It wasn’t Morgan Stanley’s intent to show that radio is getting a bad deal, particularly at a Web conference, but that’s what they just did.
The company presented data that shows that radio is not getting its fair share of ad dollars based on time spent with the medium. Both print and television are getting a disproportionate share of ad budgets.
The Morgan Stanley presentation at the Conversation Marketing Summit was designed to show the potential of Internet/Mobile advertising. You can find the entire presentation at Slideshare, but the two important slides are shown below.

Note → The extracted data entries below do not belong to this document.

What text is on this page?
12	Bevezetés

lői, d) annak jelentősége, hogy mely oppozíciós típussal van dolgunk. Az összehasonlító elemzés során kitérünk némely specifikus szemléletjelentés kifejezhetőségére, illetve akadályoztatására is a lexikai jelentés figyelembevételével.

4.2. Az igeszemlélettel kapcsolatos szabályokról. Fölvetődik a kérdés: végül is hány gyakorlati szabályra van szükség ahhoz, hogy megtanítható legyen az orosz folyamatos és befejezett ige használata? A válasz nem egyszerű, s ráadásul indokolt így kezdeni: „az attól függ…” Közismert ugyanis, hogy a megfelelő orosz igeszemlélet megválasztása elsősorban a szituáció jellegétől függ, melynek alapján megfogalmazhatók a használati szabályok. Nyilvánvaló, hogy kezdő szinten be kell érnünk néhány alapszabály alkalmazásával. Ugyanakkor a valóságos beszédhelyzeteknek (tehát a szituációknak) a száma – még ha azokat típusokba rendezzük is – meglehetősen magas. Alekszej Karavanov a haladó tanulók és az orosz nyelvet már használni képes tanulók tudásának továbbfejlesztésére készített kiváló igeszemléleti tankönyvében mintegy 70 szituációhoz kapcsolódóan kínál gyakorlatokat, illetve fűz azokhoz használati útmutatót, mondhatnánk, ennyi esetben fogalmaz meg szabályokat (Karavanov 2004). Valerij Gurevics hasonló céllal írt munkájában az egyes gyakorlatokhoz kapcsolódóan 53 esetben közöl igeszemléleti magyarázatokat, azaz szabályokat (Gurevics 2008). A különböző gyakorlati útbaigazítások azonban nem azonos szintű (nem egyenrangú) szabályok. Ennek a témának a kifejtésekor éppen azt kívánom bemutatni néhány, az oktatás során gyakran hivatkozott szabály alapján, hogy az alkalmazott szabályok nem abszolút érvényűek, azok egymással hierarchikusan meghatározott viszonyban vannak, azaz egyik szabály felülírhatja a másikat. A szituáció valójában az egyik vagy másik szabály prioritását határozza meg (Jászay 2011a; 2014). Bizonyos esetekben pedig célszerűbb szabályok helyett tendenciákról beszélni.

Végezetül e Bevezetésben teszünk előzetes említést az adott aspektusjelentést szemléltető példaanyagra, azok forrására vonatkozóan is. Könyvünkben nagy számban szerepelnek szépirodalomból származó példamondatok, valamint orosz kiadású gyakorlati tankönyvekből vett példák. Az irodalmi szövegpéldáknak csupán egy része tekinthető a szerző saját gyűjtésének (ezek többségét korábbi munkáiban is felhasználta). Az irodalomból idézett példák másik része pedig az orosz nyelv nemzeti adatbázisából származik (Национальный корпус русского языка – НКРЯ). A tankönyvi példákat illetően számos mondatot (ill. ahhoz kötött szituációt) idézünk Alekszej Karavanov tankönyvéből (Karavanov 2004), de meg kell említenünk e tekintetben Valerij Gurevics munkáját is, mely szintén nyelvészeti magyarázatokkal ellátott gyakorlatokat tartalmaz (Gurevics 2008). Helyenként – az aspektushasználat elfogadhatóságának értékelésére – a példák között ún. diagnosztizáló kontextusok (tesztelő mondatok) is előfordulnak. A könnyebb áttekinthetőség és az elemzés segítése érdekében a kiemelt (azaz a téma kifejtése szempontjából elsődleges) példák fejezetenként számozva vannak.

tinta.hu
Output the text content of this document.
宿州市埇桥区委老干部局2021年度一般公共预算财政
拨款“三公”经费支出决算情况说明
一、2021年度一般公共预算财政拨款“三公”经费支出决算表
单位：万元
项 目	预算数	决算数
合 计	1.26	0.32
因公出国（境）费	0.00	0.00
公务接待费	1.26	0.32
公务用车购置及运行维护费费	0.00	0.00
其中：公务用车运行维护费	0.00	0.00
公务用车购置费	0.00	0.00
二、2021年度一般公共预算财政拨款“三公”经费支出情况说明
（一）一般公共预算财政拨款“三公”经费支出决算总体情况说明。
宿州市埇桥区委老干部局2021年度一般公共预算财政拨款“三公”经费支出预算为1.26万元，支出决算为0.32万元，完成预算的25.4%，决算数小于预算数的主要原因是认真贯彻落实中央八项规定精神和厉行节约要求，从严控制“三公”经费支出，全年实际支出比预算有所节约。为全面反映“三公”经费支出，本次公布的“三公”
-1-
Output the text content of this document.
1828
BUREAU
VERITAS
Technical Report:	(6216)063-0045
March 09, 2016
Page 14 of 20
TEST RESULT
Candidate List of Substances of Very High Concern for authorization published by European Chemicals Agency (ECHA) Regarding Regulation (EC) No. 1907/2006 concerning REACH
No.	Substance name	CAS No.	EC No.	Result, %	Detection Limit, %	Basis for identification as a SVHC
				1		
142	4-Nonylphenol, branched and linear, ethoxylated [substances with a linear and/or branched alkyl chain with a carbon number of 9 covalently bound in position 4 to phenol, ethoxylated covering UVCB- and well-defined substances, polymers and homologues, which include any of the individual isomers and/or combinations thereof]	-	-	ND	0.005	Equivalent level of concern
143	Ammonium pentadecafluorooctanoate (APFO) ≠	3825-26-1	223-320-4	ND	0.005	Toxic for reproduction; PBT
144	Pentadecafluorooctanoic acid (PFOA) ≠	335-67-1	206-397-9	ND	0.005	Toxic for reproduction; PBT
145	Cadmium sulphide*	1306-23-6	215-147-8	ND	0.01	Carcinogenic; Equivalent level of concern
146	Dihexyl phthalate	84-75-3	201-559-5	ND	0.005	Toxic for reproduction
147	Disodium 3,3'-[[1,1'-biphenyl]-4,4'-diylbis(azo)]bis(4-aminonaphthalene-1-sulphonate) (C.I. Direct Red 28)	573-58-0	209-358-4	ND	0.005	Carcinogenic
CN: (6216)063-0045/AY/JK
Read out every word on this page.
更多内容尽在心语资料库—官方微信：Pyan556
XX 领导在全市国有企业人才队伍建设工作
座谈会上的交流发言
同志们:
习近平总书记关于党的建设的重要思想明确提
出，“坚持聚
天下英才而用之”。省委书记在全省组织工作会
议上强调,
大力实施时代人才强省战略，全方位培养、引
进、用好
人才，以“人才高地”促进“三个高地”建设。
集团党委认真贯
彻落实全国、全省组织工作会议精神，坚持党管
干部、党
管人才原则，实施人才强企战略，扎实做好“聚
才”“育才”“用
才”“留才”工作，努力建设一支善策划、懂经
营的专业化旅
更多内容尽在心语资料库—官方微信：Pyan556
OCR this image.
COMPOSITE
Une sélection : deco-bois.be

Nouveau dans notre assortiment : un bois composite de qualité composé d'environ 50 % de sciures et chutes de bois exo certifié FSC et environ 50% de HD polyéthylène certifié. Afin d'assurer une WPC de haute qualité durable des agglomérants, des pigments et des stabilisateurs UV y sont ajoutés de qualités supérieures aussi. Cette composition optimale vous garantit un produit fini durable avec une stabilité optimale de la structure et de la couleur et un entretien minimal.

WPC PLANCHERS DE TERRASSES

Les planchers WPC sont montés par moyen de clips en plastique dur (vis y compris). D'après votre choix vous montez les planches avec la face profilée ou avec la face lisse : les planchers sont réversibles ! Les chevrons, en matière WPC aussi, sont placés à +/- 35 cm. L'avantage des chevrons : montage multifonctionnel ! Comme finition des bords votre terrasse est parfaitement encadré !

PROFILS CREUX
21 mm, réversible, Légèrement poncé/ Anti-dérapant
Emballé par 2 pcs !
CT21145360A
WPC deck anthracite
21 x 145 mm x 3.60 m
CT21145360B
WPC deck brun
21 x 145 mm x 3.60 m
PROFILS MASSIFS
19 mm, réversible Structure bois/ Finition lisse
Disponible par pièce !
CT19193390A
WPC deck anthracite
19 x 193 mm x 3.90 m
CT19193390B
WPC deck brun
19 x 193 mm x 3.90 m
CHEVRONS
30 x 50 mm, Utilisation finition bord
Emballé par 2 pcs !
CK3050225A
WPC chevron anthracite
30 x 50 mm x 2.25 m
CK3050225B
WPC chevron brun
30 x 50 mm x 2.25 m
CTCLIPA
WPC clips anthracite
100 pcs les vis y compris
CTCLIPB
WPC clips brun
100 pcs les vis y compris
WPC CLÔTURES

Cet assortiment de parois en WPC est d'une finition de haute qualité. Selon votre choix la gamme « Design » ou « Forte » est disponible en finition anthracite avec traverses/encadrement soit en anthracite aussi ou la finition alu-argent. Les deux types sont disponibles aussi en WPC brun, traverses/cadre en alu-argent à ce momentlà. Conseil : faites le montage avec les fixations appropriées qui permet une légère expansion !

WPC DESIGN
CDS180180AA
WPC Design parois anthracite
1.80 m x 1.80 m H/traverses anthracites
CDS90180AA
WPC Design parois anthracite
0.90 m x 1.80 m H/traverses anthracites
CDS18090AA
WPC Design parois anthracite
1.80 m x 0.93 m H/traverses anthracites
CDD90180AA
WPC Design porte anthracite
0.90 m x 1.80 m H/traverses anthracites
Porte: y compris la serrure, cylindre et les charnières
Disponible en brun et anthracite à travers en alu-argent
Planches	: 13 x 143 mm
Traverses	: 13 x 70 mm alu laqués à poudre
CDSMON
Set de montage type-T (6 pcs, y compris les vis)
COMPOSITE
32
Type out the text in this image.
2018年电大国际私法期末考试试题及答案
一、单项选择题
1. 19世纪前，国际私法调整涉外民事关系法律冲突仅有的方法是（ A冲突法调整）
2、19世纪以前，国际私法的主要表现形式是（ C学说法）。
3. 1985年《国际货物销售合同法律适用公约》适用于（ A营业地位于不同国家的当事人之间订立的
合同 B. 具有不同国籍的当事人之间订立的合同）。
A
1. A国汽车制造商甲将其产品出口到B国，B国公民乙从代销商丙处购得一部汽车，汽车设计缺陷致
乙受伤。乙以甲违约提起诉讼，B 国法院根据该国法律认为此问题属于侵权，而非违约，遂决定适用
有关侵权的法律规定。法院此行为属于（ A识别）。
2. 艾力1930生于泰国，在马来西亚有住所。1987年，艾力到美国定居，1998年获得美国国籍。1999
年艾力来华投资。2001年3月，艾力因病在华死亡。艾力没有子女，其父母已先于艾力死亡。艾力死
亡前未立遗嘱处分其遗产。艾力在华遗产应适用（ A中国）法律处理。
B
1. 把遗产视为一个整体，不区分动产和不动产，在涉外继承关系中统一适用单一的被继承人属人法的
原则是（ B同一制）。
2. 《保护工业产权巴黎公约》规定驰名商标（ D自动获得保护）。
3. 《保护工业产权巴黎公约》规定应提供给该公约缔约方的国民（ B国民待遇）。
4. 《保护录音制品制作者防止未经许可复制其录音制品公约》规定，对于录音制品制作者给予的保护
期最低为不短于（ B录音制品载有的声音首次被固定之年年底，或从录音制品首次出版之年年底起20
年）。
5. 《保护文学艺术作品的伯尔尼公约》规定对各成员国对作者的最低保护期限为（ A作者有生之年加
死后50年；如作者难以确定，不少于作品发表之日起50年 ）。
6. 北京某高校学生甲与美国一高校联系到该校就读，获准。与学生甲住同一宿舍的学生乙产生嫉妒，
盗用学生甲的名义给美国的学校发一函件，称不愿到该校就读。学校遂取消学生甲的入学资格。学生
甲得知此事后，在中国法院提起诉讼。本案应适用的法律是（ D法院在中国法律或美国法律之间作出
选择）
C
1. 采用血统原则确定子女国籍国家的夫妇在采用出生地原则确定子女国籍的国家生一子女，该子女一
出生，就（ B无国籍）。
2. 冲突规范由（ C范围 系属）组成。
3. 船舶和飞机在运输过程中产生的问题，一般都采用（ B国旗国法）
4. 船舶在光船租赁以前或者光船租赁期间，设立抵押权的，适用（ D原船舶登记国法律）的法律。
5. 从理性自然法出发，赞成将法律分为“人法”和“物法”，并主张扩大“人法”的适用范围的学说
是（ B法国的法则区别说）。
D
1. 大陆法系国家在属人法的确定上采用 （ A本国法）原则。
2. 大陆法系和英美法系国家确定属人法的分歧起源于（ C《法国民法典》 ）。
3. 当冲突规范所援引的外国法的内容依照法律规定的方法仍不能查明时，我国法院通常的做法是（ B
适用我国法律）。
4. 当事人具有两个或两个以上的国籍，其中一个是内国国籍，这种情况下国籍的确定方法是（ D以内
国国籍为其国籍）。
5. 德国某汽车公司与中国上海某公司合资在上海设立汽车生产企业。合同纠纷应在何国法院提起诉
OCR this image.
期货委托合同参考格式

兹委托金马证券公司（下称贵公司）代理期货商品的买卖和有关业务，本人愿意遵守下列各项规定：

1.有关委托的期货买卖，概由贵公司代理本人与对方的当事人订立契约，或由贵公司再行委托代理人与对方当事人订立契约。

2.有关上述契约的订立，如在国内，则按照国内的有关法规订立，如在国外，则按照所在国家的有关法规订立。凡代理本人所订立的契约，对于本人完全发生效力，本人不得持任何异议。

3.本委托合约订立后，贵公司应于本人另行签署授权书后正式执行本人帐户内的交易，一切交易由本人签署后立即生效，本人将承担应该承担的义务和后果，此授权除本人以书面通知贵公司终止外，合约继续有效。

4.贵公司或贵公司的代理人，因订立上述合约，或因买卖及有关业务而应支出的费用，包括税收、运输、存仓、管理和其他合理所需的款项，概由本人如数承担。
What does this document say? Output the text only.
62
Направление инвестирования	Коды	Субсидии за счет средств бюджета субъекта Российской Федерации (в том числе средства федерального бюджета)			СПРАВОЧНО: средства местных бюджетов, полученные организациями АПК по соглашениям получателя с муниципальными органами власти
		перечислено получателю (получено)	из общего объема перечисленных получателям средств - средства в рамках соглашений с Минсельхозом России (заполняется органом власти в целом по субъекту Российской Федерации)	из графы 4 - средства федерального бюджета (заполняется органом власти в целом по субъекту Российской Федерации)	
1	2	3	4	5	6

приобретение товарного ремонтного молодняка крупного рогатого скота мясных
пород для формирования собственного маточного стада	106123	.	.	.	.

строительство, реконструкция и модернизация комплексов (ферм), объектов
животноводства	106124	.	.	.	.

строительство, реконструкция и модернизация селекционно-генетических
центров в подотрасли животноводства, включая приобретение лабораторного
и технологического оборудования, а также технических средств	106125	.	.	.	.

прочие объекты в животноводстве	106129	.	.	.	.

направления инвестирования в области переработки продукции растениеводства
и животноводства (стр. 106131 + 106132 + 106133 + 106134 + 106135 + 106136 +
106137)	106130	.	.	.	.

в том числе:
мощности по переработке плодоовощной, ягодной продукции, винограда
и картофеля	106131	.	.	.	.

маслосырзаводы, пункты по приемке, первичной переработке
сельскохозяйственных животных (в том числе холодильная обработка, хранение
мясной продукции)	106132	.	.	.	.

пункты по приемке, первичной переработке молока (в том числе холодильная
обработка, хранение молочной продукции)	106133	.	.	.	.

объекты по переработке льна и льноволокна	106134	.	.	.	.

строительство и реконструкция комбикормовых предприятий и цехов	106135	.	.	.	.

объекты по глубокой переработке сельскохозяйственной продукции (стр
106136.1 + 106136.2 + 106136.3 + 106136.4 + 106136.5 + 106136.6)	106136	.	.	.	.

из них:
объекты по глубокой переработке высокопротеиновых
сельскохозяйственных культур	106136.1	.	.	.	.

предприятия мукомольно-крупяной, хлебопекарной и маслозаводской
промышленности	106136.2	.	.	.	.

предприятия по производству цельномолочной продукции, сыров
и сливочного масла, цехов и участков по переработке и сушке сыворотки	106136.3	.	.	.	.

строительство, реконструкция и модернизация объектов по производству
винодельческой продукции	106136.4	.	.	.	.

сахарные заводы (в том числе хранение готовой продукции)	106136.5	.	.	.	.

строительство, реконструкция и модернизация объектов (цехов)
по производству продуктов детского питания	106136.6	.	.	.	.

The study compared time spent with each medium to the share of advertising that goes to the medium. For example, only 12% of media consumption goes to print, and yet 26% of advertising spending goes to print. Television is the other medium that gets a disproportionate share of advertising.
The goal of the study was to show that the Internet isn’t getting its fair share of advertising dollars. According to Morgan Stanley, 28% of media consumption goes to the Internet, while only 13% of ad dollars are spent on the Internet.
The study caught our attention because it inadvertently illustrated that radio has the same problem. While 16% of media consumption goes to radio, only 9% of ad dollars go to radio.
And if Morgan Stanley had used more accurate data for radio, radio would have been penalized even more than they claim.
The company used time spent data provided by Forrester. We raised questions about the Forrester numbers last August in a post on TSL. The numbers grossly understate radio TSL. According to the latest Arbitron estimate, TSL is 15:15, well over twice the TSL used in this study.
We estimate that if Morgan Stanley had used more accurate media usage estimates, radio’s time spent would have been even with the Internet, slightly less than television’s, and over twice of print’s.
Using Morgan Stanley’s logic, radio should be billing nearly three times as much as it does.
The second slide from the presentation at the left compares the cost per thousand by medium. Radio is shown as the most efficient traditional medium that Morgan Stanley studied. Radio’s CPM is around $10 compared to newspaper’s $16 and broadcast television’s $27.
The fact that radio isn’t getting its fair share compared to television and print isn’t news. It has been a source of frustration for radio broadcasters for decades. This analysis adds insult to radio’s chronic injury by showing that the Internet is joining radio’s traditional nemeses in taking dollars that should go to radio.
A misguided rush to accelerate Internet usage will only worsen this disadvantage. Radio needs to fix its image now.